Puis, le lendemain, mon conjoint ayant eu pitié de moi, m'a prêté quelques sous, et j'ai acheté les 3 tomes qui étaient disponibles.

En moins de 3 semaines, j'ai tout lu et j'ai eu à prendre mon mal en patience. Mais ma patience à bien limitée. Je n'ai pas été capable d'attendre les traductions, les 3 derniers tomes, je les ai lus en anglais. Ce fût une révélation. Ils sont encore meilleurs en version originale.
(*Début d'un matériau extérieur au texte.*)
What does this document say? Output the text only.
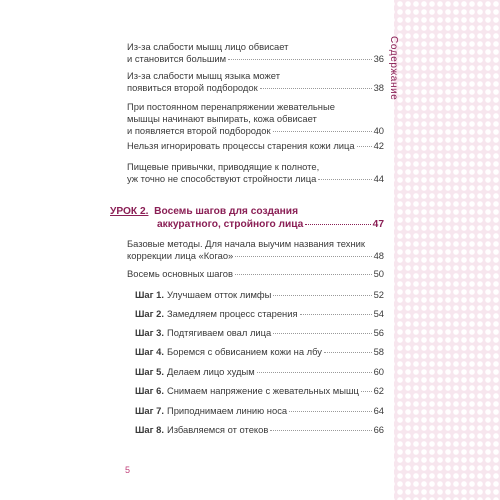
Содержание
Из-за слабости мышц лицо обвисает
и становится большим	36
Из-за слабости мышц языка может
появиться второй подбородок	38
При постоянном перенапряжении жевательные
мышцы начинают выпирать, кожа обвисает
и появляется второй подбородок	40
Нельзя игнорировать процессы старения кожи лица 42
Пищевые привычки, приводящие к полноте,
уж точно не способствуют стройности лица	44
УРОК 2.
Восемь шагов для создания
аккуратного, стройного лица	47
Базовые методы. Для начала выучим названия техник
коррекции лица «Когао»	48
Восемь основных шагов	50
Шаг 1. Улучшаем отток лимфы	52
Шаг 2. Замедляем процесс старения	54
Шаг 3. Подтягиваем овал лица	56
Шаг 4. Боремся с обвисанием кожи на лбу	58
Шаг 5. Делаем лицо худым	60
Шаг 6. Снимаем напряжение с жевательных мышц 62
Шаг 7. Приподнимаем линию носа	64
Шаг 8. Избавляемся от отеков	66
5
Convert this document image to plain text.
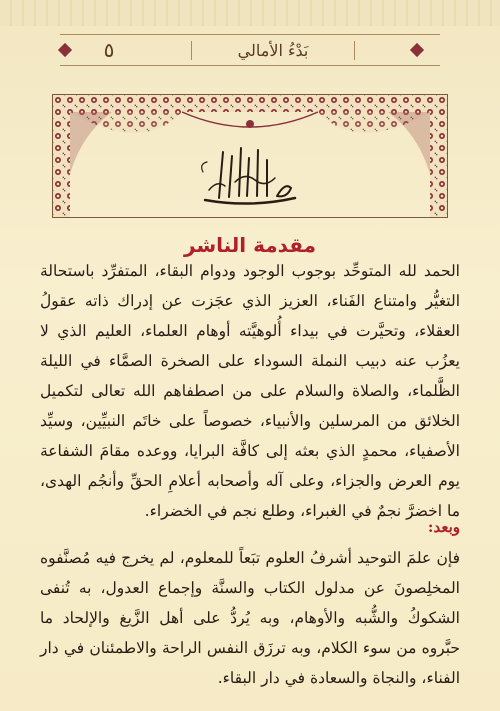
٥	بَدْءُ الأمالي
مقدمة الناشر
الحمد لله المتوحِّد بوجوب الوجود ودوام البقاء، المتفرِّد باستحالة التغيُّر وامتناع الفَناء، العزيز الذي عجَزت عن إدراك ذاته عقولُ العقلاء، وتحيَّرت في بيداء أُلوهيَّته أوهام العلماء، العليم الذي لا يعزُب عنه دبيب النملة السوداء على الصخرة الصمَّاء في الليلة الظَّلماء، والصلاة والسلام على من اصطفاهم الله تعالى لتكميل الخلائق من المرسلين والأنبياء، خصوصاً على خاتَم النبيِّين، وسيِّد الأصفياء، محمدٍ الذي بعثه إلى كافَّة البرايا، ووعده مقامَ الشفاعة يوم العرض والجزاء، وعلى آله وأصحابه أعلامِ الحقِّ وأنجُم الهدى، ما اخضرَّ نجمٌ في الغبراء، وطلع نجم في الخضراء.
وبعد:
فإن علمَ التوحيد أشرفُ العلوم تبَعاً للمعلوم، لم يخرج فيه مُصنَّفوه المخلِصونَ عن مدلول الكتاب والسنَّة وإجماع العدول، به تُنفى الشكوكُ والشُّبه والأوهام، وبه يُردُّ على أهل الزَّيغ والإلحاد ما حبَّروه من سوء الكلام، وبه ترزَق النفس الراحة والاطمئنان في دار الفناء، والنجاة والسعادة في دار البقاء.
Notre histoire «d'amour» a duré 10 ans. Elle s'est terminée dimanche soir lors d'une visite au cinéma. Alors, comme si la nature répondait à mon état d'âme, quelques gouttes de pluie se sont mises à tomber du ciel à ma sortie du cinéma. J'ai accéléré le pas pour me rendre à ma voiture. Une fois assise et la porte refermée, ce fût l'averse, le déluge. Plus j'approchais de la maison, plus je voyais les éclairs et le vent s'intensifier jusqu'à devenir un orage violent.



Vous devinez? Je parle de ma relation avec Harry James Potter.

(Suite : demain)

lundi 18 juillet 2011

La chanson du lundi

Ce matin, je souhaite vous partager une autre pièce musicale que j'aime particulièrement, pour ses changement de tempo, pour la voix du chanteur, pour l'ensemble de l'oeuvre. Ce n'est pas une nouveauté, mais bref, j'aime toujours autant entendre cette pièce. 

Papercut Massacre est un groupe de hard rock que j'ai découvert grâce à ma radio satellite. Pour découvrir le groupe, vous pouvez écouter des extraits ici. Lose my life est leur seul hit pour l'instant, du moins leur seul qui roule sur XM.